Risotto. . .tender, creamy arborio rice, slow simmered in a flavorful broth, with lots of butter and cheese. It’s so good I could eat just that for dinner and call it a day.
My favorite risotto was served to me many years ago at a small, family-run restaurant in Kansas City. I can’t even remember the name of the place, but let me tell you, they served a mean risotto with roasted chanterelle mushrooms, fresh parmesan, wine, lots of butter and even truffle shavings. It literally melted in my mouth. But I may not have enjoyed that amazing dish had it not been for a passionate, young server. You see, while reviewing the menu I was concerned about the rich risotto’s calorie count and thought I should have something lighter. . .But when I expressed hesitation to my server, he told me in no uncertain terms “There’s nothing wrong with enjoying something truly decadent once in a while, because you only live once!” Well, that was all I needed. . .and soon it was there, in front of me – a steamy bowl of deliciousness.
Since it’s not really smart to regularly enjoy a big bowl of rich, creamy rice for dinner, it’s wise to have an alternate recipe in your arsenal — something a little lighter, you know? This recipe is made with that little rice-shaped pasta called orzo. It’s normally cooked like pasta, in boiling water, then mixed into whatever your heart desires. But today I’m starting it dry in a skillet with tasty oils, onions and garlic — just like the starting process for risotto!

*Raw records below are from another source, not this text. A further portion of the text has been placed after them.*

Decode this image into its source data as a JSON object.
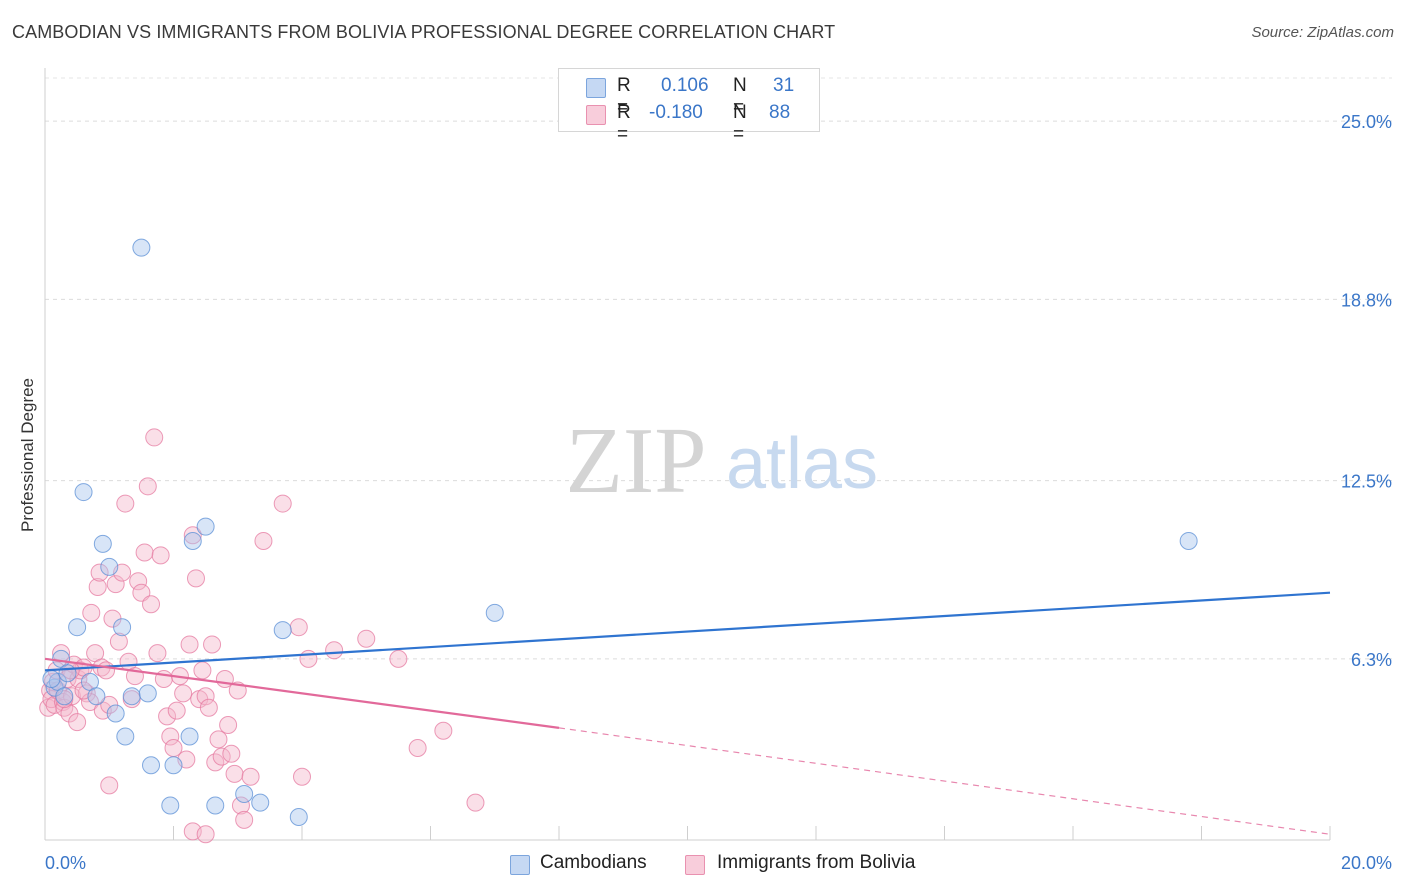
{
  "title": "CAMBODIAN VS IMMIGRANTS FROM BOLIVIA PROFESSIONAL DEGREE CORRELATION CHART",
  "source": "Source: ZipAtlas.com",
  "watermark": {
    "zip": "ZIP",
    "atlas": "atlas"
  },
  "colors": {
    "blue": "#5b8fd6",
    "blue_fill": "#a9c6ee",
    "pink": "#e57aa0",
    "pink_fill": "#f4b9cd",
    "blue_line": "#2f74d0",
    "pink_line": "#e2699a",
    "tick_text": "#3a76c8"
  },
  "legend": {
    "rows": [
      {
        "r_label": "R =",
        "r_value": "0.106",
        "n_label": "N =",
        "n_value": "31"
      },
      {
        "r_label": "R =",
        "r_value": "-0.180",
        "n_label": "N =",
        "n_value": "88"
      }
    ]
  },
  "bottom_legend": [
    "Cambodians",
    "Immigrants from Bolivia"
  ],
  "chart_data": {
    "type": "scatter",
    "title": "CAMBODIAN VS IMMIGRANTS FROM BOLIVIA PROFESSIONAL DEGREE CORRELATION CHART",
    "xlabel": "",
    "ylabel": "Professional Degree",
    "xlim": [
      0,
      20
    ],
    "ylim": [
      0,
      26.5
    ],
    "x_tick_labels": [
      "0.0%",
      "20.0%"
    ],
    "y_ticks": [
      6.3,
      12.5,
      18.8,
      25.0
    ],
    "y_tick_labels": [
      "6.3%",
      "12.5%",
      "18.8%",
      "25.0%"
    ],
    "series": [
      {
        "name": "Cambodians",
        "r": 0.106,
        "n": 31,
        "trend": {
          "x0": 0,
          "y0": 5.9,
          "x1": 20,
          "y1": 8.6
        },
        "points": [
          [
            0.15,
            5.3
          ],
          [
            0.2,
            5.5
          ],
          [
            0.25,
            6.3
          ],
          [
            0.3,
            5.0
          ],
          [
            0.35,
            5.8
          ],
          [
            0.5,
            7.4
          ],
          [
            0.6,
            12.1
          ],
          [
            0.7,
            5.5
          ],
          [
            0.8,
            5.0
          ],
          [
            0.9,
            10.3
          ],
          [
            1.0,
            9.5
          ],
          [
            1.1,
            4.4
          ],
          [
            1.2,
            7.4
          ],
          [
            1.25,
            3.6
          ],
          [
            1.35,
            5.0
          ],
          [
            1.5,
            20.6
          ],
          [
            1.6,
            5.1
          ],
          [
            1.65,
            2.6
          ],
          [
            1.95,
            1.2
          ],
          [
            2.0,
            2.6
          ],
          [
            2.25,
            3.6
          ],
          [
            2.3,
            10.4
          ],
          [
            2.5,
            10.9
          ],
          [
            2.65,
            1.2
          ],
          [
            3.1,
            1.6
          ],
          [
            3.35,
            1.3
          ],
          [
            3.7,
            7.3
          ],
          [
            3.95,
            0.8
          ],
          [
            7.0,
            7.9
          ],
          [
            17.8,
            10.4
          ],
          [
            0.1,
            5.6
          ]
        ]
      },
      {
        "name": "Immigrants from Bolivia",
        "r": -0.18,
        "n": 88,
        "trend": {
          "x0": 0,
          "y0": 6.3,
          "x1": 8.0,
          "y1": 3.9,
          "x1_dashed": 20,
          "y1_dashed": 0.2
        },
        "points": [
          [
            0.05,
            4.6
          ],
          [
            0.08,
            5.2
          ],
          [
            0.1,
            4.9
          ],
          [
            0.12,
            5.5
          ],
          [
            0.15,
            4.7
          ],
          [
            0.18,
            5.9
          ],
          [
            0.2,
            5.2
          ],
          [
            0.25,
            6.5
          ],
          [
            0.28,
            4.8
          ],
          [
            0.3,
            4.6
          ],
          [
            0.35,
            5.6
          ],
          [
            0.38,
            4.4
          ],
          [
            0.42,
            5.0
          ],
          [
            0.45,
            6.1
          ],
          [
            0.5,
            4.1
          ],
          [
            0.52,
            5.6
          ],
          [
            0.55,
            5.9
          ],
          [
            0.6,
            6.0
          ],
          [
            0.65,
            5.1
          ],
          [
            0.7,
            4.8
          ],
          [
            0.72,
            7.9
          ],
          [
            0.78,
            6.5
          ],
          [
            0.82,
            8.8
          ],
          [
            0.85,
            9.3
          ],
          [
            0.88,
            6.0
          ],
          [
            0.9,
            4.5
          ],
          [
            0.95,
            5.9
          ],
          [
            1.0,
            4.7
          ],
          [
            1.05,
            7.7
          ],
          [
            1.1,
            8.9
          ],
          [
            1.15,
            6.9
          ],
          [
            1.2,
            9.3
          ],
          [
            1.25,
            11.7
          ],
          [
            1.3,
            6.2
          ],
          [
            1.35,
            4.9
          ],
          [
            1.4,
            5.7
          ],
          [
            1.45,
            9.0
          ],
          [
            1.5,
            8.6
          ],
          [
            1.55,
            10.0
          ],
          [
            1.6,
            12.3
          ],
          [
            1.65,
            8.2
          ],
          [
            1.7,
            14.0
          ],
          [
            1.75,
            6.5
          ],
          [
            1.8,
            9.9
          ],
          [
            1.85,
            5.6
          ],
          [
            1.9,
            4.3
          ],
          [
            1.95,
            3.6
          ],
          [
            2.0,
            3.2
          ],
          [
            2.05,
            4.5
          ],
          [
            2.1,
            5.7
          ],
          [
            2.15,
            5.1
          ],
          [
            2.2,
            2.8
          ],
          [
            2.25,
            6.8
          ],
          [
            2.3,
            10.6
          ],
          [
            2.35,
            9.1
          ],
          [
            2.4,
            4.9
          ],
          [
            2.45,
            5.9
          ],
          [
            2.5,
            5.0
          ],
          [
            2.55,
            4.6
          ],
          [
            2.6,
            6.8
          ],
          [
            2.65,
            2.7
          ],
          [
            2.7,
            3.5
          ],
          [
            2.75,
            2.9
          ],
          [
            2.8,
            5.6
          ],
          [
            2.85,
            4.0
          ],
          [
            2.9,
            3.0
          ],
          [
            2.95,
            2.3
          ],
          [
            3.0,
            5.2
          ],
          [
            3.05,
            1.2
          ],
          [
            3.1,
            0.7
          ],
          [
            3.2,
            2.2
          ],
          [
            3.4,
            10.4
          ],
          [
            3.7,
            11.7
          ],
          [
            3.95,
            7.4
          ],
          [
            4.0,
            2.2
          ],
          [
            4.1,
            6.3
          ],
          [
            4.5,
            6.6
          ],
          [
            5.0,
            7.0
          ],
          [
            5.5,
            6.3
          ],
          [
            5.8,
            3.2
          ],
          [
            6.2,
            3.8
          ],
          [
            6.7,
            1.3
          ],
          [
            2.3,
            0.3
          ],
          [
            2.5,
            0.2
          ],
          [
            1.0,
            1.9
          ],
          [
            0.4,
            5.9
          ],
          [
            0.3,
            4.9
          ],
          [
            0.6,
            5.2
          ]
        ]
      }
    ]
  }
}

When it browns, the orzo takes on a nutty flavor and gets itself started on the road to deliciousness. By adding warm stock, a little at a time, the liquid gets slowly absorbed into the orzo so it cooks the way risotto does, and when the liquid is all absorbed, it’s officially done. Then toss in whatever looks good — shrimp, asparagus, sausage, cheese, toasted pine nuts, capers, raisins or roasted onions. (Note: proteins should already be cooked, since you don’t want to dry out the orzo by overcooking it). I added parmesan, roasted salmon, lemon juice, parsley and blanched broccoli (it’s in season in Florida now that the weather has cooled) and my friends at Geraldson Community Farm are growing some beauties, like this one:
This makes a great (semi) one-pot meal for dinner, one that you can feel pretty good about since it has elements of amazing risotto, sans some of the guilt 🙂
And if you’d like a little more orzo inspiration, check out Orzo Salad with Tomatoes, Basil & Balsamic.

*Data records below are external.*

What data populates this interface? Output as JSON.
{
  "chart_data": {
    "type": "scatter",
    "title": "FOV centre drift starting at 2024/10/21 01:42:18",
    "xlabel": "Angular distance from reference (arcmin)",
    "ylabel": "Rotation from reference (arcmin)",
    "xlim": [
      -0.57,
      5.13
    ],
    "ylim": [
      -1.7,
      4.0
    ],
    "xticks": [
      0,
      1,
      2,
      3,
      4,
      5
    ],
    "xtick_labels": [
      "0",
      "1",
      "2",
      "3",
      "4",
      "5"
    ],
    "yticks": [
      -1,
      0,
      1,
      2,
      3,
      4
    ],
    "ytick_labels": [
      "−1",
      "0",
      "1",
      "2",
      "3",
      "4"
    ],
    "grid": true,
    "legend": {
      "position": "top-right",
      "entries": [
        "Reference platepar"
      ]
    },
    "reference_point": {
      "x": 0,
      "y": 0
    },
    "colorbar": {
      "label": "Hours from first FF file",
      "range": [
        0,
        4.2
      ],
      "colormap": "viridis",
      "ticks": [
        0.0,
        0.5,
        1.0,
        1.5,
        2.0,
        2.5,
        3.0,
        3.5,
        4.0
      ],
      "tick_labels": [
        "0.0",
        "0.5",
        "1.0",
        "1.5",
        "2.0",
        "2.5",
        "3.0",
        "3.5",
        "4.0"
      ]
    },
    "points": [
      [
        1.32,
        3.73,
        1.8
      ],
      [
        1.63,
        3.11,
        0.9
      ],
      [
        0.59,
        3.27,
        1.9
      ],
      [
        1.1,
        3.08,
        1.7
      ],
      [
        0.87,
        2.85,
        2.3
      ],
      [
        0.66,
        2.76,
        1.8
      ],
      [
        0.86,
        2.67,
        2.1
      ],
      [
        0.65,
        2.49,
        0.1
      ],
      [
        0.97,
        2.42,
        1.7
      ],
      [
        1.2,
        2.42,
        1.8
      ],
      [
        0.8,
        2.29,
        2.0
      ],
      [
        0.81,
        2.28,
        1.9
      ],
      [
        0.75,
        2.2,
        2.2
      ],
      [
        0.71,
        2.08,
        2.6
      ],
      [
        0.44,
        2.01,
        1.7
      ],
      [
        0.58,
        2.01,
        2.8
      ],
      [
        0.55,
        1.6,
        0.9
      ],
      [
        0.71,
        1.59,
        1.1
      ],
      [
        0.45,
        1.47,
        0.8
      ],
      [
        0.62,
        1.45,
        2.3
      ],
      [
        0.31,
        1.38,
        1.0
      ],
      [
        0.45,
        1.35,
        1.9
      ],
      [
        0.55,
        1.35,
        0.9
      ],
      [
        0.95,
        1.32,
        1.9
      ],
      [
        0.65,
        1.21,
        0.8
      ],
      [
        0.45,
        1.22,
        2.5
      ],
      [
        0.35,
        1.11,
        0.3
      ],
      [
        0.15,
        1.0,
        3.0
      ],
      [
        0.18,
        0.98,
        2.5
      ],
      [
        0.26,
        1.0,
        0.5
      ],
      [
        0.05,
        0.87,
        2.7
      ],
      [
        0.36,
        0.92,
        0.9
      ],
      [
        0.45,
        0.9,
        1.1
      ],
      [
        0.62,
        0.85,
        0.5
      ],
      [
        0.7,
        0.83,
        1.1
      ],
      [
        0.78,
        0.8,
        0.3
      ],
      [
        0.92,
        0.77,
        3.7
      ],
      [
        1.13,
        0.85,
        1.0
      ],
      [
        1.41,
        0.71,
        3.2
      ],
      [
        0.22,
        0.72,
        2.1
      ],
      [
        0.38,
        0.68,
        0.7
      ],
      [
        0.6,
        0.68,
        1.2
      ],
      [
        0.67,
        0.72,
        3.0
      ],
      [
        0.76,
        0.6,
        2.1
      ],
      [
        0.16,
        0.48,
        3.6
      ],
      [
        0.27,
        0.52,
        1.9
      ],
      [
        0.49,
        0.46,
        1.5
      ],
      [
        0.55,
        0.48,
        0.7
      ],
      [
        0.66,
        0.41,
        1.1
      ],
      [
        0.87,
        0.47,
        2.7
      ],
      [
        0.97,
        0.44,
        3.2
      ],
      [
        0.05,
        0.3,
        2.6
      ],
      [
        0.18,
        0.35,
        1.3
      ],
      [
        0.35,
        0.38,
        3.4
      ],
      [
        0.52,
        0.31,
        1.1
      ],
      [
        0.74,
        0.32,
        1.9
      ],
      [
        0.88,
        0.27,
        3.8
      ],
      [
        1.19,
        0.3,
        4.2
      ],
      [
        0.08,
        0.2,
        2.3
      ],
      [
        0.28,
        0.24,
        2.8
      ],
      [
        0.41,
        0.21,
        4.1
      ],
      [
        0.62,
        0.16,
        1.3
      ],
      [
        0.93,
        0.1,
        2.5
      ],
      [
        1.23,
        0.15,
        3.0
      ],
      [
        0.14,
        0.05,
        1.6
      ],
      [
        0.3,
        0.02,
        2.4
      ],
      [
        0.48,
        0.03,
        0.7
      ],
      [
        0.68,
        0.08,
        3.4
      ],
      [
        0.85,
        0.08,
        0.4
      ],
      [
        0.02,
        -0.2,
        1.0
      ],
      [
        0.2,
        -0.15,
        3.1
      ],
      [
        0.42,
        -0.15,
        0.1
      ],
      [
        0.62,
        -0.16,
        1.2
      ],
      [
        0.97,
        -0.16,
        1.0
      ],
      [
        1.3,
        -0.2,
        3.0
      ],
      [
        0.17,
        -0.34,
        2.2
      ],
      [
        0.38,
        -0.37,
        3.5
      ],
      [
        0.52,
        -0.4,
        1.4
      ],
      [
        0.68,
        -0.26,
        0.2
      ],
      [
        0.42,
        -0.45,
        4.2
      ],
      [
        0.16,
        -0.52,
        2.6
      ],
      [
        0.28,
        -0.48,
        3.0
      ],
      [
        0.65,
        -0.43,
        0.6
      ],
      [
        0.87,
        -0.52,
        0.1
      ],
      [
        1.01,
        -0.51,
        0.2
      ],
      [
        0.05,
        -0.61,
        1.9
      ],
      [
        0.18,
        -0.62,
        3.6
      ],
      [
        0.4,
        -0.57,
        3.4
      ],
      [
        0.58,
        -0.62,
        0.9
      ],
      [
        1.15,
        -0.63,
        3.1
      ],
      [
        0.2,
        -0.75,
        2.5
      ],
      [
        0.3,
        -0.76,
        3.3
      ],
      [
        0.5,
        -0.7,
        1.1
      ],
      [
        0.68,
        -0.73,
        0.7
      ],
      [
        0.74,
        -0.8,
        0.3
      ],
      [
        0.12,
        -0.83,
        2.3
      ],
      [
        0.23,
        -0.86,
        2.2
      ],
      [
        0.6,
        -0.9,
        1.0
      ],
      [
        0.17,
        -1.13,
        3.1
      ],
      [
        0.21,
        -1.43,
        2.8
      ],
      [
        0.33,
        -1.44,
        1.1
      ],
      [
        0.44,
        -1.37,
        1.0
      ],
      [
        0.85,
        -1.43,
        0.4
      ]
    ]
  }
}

- 1 lb. skin-on salmon fillet
- Dash kosher salt
- Dash freshly ground black pepper
- 1.5-2 c. small broccoli florets
- ½ tsp. kosher salt
- 1 Tb. unsalted butter
- 1 Tb. olive oil
- 1 small onion, chopped
- 2 cloves garlic, minced
- 1 c. dry orzo
- 2¼ c. chicken or vegetable stock
- ½ tsp. kosher salt
- ¼ tsp. freshly ground black pepper
- Juice & zest of one 1 lemon
- Handful fresh parsley, chopped
- ¼ c. freshly grated parmesan
- Heat oven to 350 degrees.
- In a non-stick, oven-proof pan, sprinkle a little olive oil and heat to medium/high.
- Sprinkle fish with a little salt and pepper.

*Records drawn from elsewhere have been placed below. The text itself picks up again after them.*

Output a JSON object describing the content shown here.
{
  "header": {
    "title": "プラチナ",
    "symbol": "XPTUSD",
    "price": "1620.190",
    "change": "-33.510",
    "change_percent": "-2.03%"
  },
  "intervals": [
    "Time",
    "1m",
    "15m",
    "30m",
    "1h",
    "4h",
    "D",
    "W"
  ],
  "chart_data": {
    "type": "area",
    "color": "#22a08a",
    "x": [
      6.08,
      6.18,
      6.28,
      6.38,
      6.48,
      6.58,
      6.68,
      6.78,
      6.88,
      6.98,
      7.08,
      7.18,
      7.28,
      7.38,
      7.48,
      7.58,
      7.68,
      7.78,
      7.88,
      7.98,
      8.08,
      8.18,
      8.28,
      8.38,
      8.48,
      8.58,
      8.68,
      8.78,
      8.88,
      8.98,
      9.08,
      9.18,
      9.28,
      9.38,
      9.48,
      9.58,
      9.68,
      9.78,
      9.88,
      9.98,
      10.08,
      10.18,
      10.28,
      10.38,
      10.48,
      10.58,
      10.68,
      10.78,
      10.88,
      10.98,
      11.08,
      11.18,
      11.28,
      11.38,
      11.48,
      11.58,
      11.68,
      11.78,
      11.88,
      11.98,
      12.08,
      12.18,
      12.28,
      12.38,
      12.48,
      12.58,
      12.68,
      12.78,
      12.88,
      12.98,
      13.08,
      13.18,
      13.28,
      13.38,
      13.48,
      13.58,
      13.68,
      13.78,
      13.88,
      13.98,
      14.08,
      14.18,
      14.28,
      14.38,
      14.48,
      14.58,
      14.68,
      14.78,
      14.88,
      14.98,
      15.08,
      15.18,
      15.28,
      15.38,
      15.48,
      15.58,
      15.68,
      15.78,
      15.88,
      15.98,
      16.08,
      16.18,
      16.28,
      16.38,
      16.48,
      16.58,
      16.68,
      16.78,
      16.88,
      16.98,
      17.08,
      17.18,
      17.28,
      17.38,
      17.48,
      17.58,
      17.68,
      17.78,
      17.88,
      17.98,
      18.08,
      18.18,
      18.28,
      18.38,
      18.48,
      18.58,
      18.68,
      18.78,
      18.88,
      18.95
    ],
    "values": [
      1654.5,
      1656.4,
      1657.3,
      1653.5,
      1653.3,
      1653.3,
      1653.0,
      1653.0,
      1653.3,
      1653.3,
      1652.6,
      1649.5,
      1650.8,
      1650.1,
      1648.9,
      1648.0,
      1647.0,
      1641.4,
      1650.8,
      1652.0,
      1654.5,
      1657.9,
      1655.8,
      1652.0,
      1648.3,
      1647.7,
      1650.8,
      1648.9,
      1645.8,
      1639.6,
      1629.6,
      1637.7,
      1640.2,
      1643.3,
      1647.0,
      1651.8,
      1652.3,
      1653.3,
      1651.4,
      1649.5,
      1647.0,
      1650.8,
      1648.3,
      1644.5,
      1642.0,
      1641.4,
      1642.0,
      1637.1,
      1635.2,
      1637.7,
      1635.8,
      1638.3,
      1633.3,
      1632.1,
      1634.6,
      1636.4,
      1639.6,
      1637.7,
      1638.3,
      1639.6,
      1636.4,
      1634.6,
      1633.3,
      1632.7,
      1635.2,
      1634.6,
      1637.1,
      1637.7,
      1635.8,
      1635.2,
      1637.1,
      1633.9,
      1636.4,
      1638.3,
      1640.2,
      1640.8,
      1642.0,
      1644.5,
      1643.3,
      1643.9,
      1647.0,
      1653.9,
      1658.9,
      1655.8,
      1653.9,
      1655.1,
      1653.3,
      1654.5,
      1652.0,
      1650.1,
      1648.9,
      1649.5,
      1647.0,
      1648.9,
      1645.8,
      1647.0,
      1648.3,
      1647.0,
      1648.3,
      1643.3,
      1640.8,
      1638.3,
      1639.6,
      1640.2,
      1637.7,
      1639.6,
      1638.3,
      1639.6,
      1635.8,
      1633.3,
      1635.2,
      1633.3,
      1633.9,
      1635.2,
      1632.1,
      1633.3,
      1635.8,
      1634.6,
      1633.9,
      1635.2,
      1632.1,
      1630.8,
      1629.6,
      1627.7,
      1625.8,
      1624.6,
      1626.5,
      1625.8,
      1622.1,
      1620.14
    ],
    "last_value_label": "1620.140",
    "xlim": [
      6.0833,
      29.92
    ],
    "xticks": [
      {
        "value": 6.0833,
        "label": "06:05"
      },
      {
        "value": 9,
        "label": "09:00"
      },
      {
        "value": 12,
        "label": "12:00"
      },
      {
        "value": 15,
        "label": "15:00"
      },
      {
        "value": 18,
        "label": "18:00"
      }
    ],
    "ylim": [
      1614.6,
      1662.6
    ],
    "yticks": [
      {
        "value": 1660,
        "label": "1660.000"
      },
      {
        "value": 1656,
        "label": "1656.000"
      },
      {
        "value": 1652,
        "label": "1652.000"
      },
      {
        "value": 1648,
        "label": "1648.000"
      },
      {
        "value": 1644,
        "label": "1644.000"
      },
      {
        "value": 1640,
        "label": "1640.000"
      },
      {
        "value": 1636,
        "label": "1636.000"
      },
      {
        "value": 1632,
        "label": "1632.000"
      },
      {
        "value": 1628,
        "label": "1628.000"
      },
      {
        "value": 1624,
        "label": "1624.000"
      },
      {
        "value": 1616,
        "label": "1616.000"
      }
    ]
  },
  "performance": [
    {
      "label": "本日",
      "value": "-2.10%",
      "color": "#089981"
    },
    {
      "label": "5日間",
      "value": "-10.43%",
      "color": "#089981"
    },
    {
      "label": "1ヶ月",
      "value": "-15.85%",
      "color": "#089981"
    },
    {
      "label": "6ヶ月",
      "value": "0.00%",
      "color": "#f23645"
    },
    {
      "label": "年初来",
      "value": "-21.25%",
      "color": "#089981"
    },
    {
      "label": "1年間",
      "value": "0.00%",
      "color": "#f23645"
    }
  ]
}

- Place fish in warm pan, skin side down, so it starts to sear.
- After a few minutes, turn off heat and place pan in oven to allow the fish to finish cooking -- this takes about 10-15 minutes, depending on thickness of your fillet. Cook until the flesh flakes apart, then remove from oven and allow to rest a bit. Remove skin and dark areas at the skin line. Break up the fillet into small pieces; set aside until ready to use.
- While salmon cooks, bring a saucepan of water and ½ tsp. salt to boil. Drop in broccoli pieces and blanche about 5 minutes. Remove with a slotted spoon and place broccoli in ice water for a few minutes. Transfer to a bowl and set aside until ready to use.
- In a non-stick pan, add butter and olive oil and heat to medium.
- Add chopped onion and garlic and mix until coated. Cook to slightly translucent (about 5 minutes).
- In a separate pan, simmer the stock and keep over low heat until ready to use.
- Add orzo to the onion mixture and stir to combine. Stir frequently as the orzo browns over medium heat (about 5-7 minutes).
- Reduce heat to medium/low, then add about ½ c. of warm stock to the orzo mixture and allow it to slowly be absorbed by the orzo (reduce heat if it’s bubbling too rapidly). Before it gets too dry, add another ¼ - ½ c. of stock, stir well, and allow it to be slowly absorbed. Keep doing this until all the liquid is fully absorbed and the orzo is tender.
- Add kosher salt and pepper, along with lemon juice, zest and parmesan. Mix well.
- Add salmon and broccoli, then sprinkle with a little more lemon juice and parsley just before serving.